There was someone that wanted to meet Mike Lecak.
The Arizona native had just competed in a game in the Pittsburgh Basketball Club Pro-Am, a now-defunct summer league. He had been playing so well, he claims he “could have closed his eyes, shot left-handed or kicked [the ball] in.”
So after the successful contest from the Wheeling Jesuit University guard, Lecak’s coach, Sammy “Sammy D” D’Agostino brought over an admirer from the crowd.
“I don’t know if you know who this is,” his coach said. “This is Brandin Knight.”
Sammy D could have saved his breath.
Lecak might have been an Arizona resident, but he was born in Pittsburgh and raised by two former western Pennsylvania collegiate basketball players. He grew up worshipping the former star Pitt guard. He knew exactly who Knight was — his icon.
“My hands were shaking,” Lecak said. “I wanted to ask so many questions, but I was silent.”
Lecak listened, and heard what Knight had to say — which wasn’t much. The former point guard, now an assistant coach at Pitt, was terse.
“We like the way you play. Keep in touch,” Knight said.

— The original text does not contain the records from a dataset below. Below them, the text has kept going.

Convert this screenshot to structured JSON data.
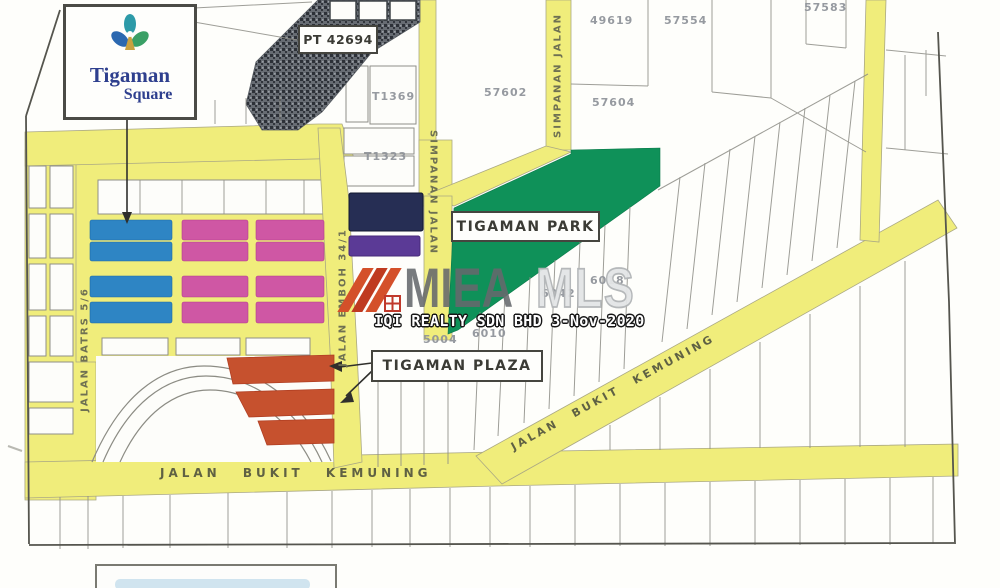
{
  "map": {
    "logo": {
      "line1": "Tigaman",
      "line2": "Square"
    },
    "callouts": {
      "pt_lot": "PT 42694",
      "park": "TIGAMAN PARK",
      "plaza": "TIGAMAN PLAZA"
    },
    "roads": {
      "bottom": "JALAN BUKIT KEMUNING",
      "diagonal": "JALAN BUKIT KEMUNING",
      "simpanan_right": "SIMPANAN JALAN",
      "simpanan_center": "SIMPANAN JALAN",
      "emboh": "JALAN EMBOH 34/1",
      "batrs": "JALAN BATRS 5/6"
    },
    "parcels": {
      "t1369": "T1369",
      "t1323": "T1323",
      "n57602": "57602",
      "n57604": "57604",
      "n49619": "49619",
      "n57554": "57554",
      "n57583": "57583",
      "n6018": "6018",
      "n6042": "6042",
      "n6010": "6010",
      "n5004": "5004"
    },
    "watermark": {
      "brand": "MIEA",
      "suffix": "MLS",
      "caption": "IQI REALTY SDN BHD 3-Nov-2020"
    },
    "colors": {
      "road_yellow": "#f0ed7b",
      "park_green": "#0f9159",
      "block_blue": "#2e85c4",
      "block_pink": "#cf57a4",
      "block_navy": "#262e54",
      "block_purple": "#5b3a96",
      "plaza_orange": "#c6512e",
      "watermark_gray": "#66696d",
      "stripe_red": "#d4502a"
    }
  }
}
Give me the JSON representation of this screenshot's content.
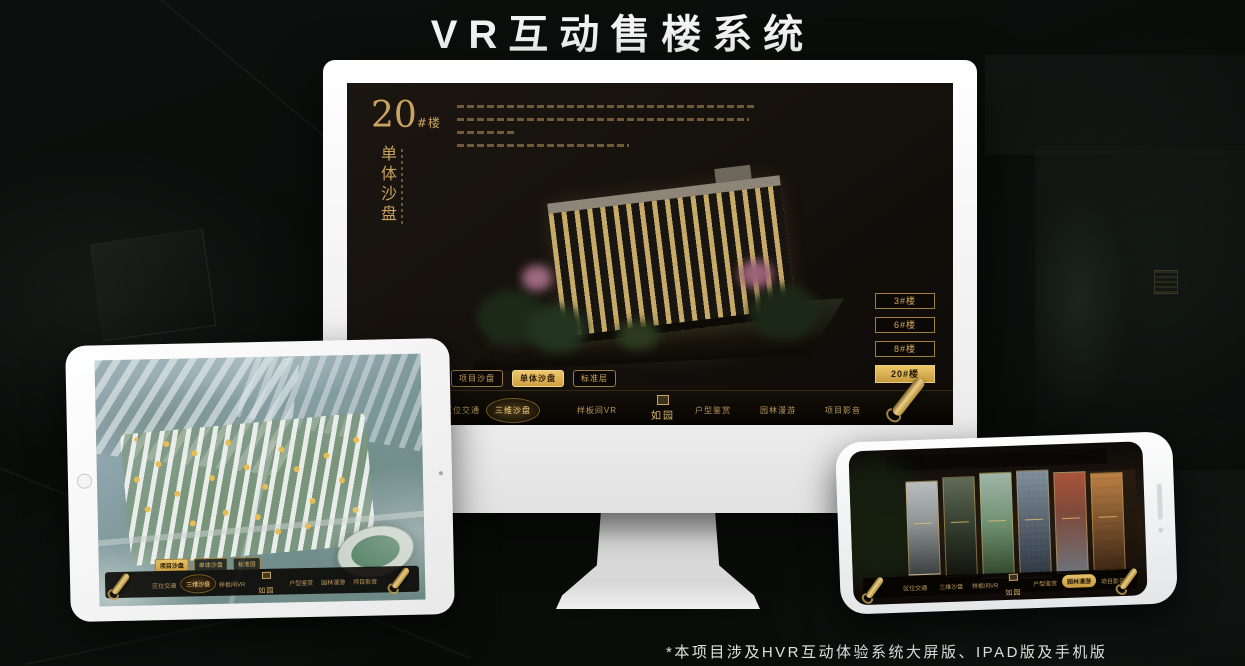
{
  "page": {
    "title": "VR互动售楼系统",
    "footnote": "*本项目涉及HVR互动体验系统大屏版、IPAD版及手机版"
  },
  "colors": {
    "gold": "#c9a35f",
    "gold_bright": "#eac668",
    "screen_bg": "#14100c",
    "device_white": "#f2f2f2"
  },
  "sales_app": {
    "logo": "如园",
    "nav_items": [
      "区位交通",
      "三维沙盘",
      "样板间VR",
      "户型鉴赏",
      "园林漫游",
      "项目影音"
    ],
    "tabs": [
      "项目沙盘",
      "单体沙盘",
      "标准层"
    ]
  },
  "monitor_screen": {
    "heading_number": "20",
    "heading_unit": "#楼",
    "heading_title": "单体沙盘",
    "floor_buttons": [
      "3#楼",
      "6#楼",
      "8#楼",
      "20#楼"
    ],
    "active_floor": "20#楼",
    "active_tab": "单体沙盘",
    "active_nav": "三维沙盘"
  },
  "tablet_screen": {
    "active_tab": "项目沙盘",
    "active_nav": "三维沙盘"
  },
  "phone_screen": {
    "active_nav": "园林漫游"
  }
}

Lecak couldn’t believe it. He had played sparingly in his first season at his small Division II school. Playing at Pitt? That was a far cry, it seemed, and in the truest sense of it, out of his league.
But Lecak would do just that, spending four years at the college he rooted for as young boy, now learning, watching and, for brief moments, playing the game that he loved.
The courting process was sudden and quick. Lecak, a 6-foot-3 guard, received a call from then-assistant Brian Regan, who told him to get released from his commitment to Wheeling Jesuit and head east.
Regan didn’t leave Lecak a lot of time. He already had his car packed, ready to leave for his 2012 fall semester at Wheeling.
“I had to call and make all of those adjustments really quickly,” Lecak said. “But I would never change it for the world.”
Because what that move meant for Lecak was the opportunity to walk onto a top college basketball program, the opportunity to play for an elite coach and the opportunity to have his voice heard — within certain limits.
Lecak didn’t play much in his three seasons at Pitt, totaling just 58 minutes on the court, while often serving as a human victory cigar of sorts, almost exclusively entering the game in the final minutes of huge blowouts.
That didn’t mean Lecak was committed to riding the pine every contest.
“I wanted to play,” Lecak said. “I always wanted to play.”
On his first day at Pitt, he told his coaches and teammates that much. Looking back, he said the assertion might not have been so wise for a player the team isn’t even spending a scholarship on.
“I don’t even think Coach [Jamie Dixon] was committed to me being on the team,” Lecak said. “And I’m sitting here saying I wanted to play.”
It took a while for Lecak to get that opportunity. Due to transfer rules, he had to sit out his first season in Oakland, the 2012-2013 season. But that wasn’t an issue as Lecak, who wants to enter the coaching field, enjoys just watching basketball.
Throughout his time on the bench, Lecak has stayed focused, honing in on the game action, while scouting out and analyzing plays. Sometimes that focus has caused him to fall into a trance, frequently at the expense of his coaches.
“When my name gets called, it has to be said multiple times,” Lecak said. “Because no matter what the score is, I’m just still completely in the game.”
Playing at the Petersen Events Center meant playing in front of a notorious fan base, the Oakland Zoo. Lecak cherishes the Zoo, even if it has sometimes posited unrealistic expectations on him.
“It’s just funny every time I get out there, they’re just yelling at me to shoot it and I have like three people on me and I’m five feet away from the 3-point line,” Lecak said. “And I’m like, ‘There’s no way I can make this shot.’”
Lecak has considered taking those crazy attempts when the Zoo eggs him on — he claims he’s taken two ridiculous shots he’d like to have back. But overall, Lecak didn’t get too many shots to make or to miss at Pitt.
Every opportunity is precious, and he still remembers how nervous he was before his first successful conversion — a free throw against Niagara University.
“I remember when I got to the line, I started to take my dribbles Because it’s such a routine, it’s muscle memory,” Lecak said. “So I went to take my three dribbles, because it’s what I’ve always done, and on the third dribble I almost dropped it.”
The jitters continued, as Lecak said his hand shook when he went up for the shot. The ball rattled around the rim, as the walk-on could only hope gravity would propel the ball through the oval.
Physics played its course, as the ball fell through the nylon netting.
Lecak looked over to the sideline, to his former hero Knight, and was met with a sense of calm.
“He just looked at me like, ‘Now you’ve got the first one out of the way, now just shoot it,’’” Lecak said.
Lecak went up with the second attempt. Nothing but net.
Lecak had to travel across the country to get those first two points, to earn his four years on a top-tier basketball program and to return to his hometown where his parents used to play the same sport.
“I’ve grown with them, and they’ve grown with me,” Lecak said. “It’s been fun.”